Sebab kita tahu bersama bahwa salah tugas BPD adalah melaksanakan pengawasan terhadap kinerja kepala desa. Perintah ini tercantum dalam Pasal 32, poin 10, Permendagri Nomor 110 Tahun 2016.
Apalagi anggota BPD ialah wakil dari penduduk desa bersangkutan berdasarkan keterwakilan wilayah yang ditetapkan dengan cara musyawarah dan mufakat. Posisinya tentu saja strategis dalam pembangunan di desa.
BPD tentu saja punya hak untuk menyampaikan usul dan/atau pendapat, serta mengajukan pertanyaaan. Hak ini jelas sudah diatur dalam poin 2 dan 3, Pasal 55 ayat (1) Permendagri Nomor 110 Tahun 2016.
Lantas mengapa BPD jarang menjalankan fungsinya (walaupun tidak semua) dengan baik? Bukankah mereka sudah digaji oleh negara untuk menjalankan tugas dan tanggung jawabnya dalam pembangunan di desa?

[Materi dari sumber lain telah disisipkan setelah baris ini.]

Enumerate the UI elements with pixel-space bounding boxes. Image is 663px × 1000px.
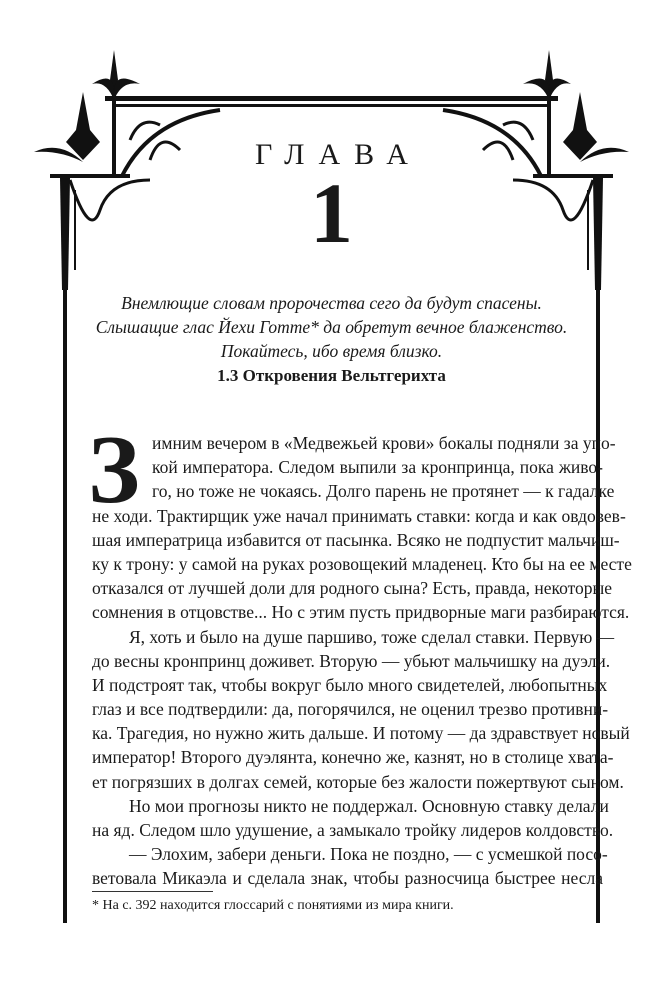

Semestinya BPD harus berada di garda terdepan untuk mengawasi jalannya pembangunan di desa, sebab dia adalah wakil rakyat di desa. Instrumen yang digunakan dalam pengawasan tentu saja segala peraturan perundang-undangan terkait.
Jika BPD tidak menjalankan fungsi tersebut, maka tidak adalah salahnya kita menduga bahwa, pertama, Dia tidak mengerti fungsi dan perannya, kedua, Dia ikut terlibat dalam berbagai pusaran korupsi di desa.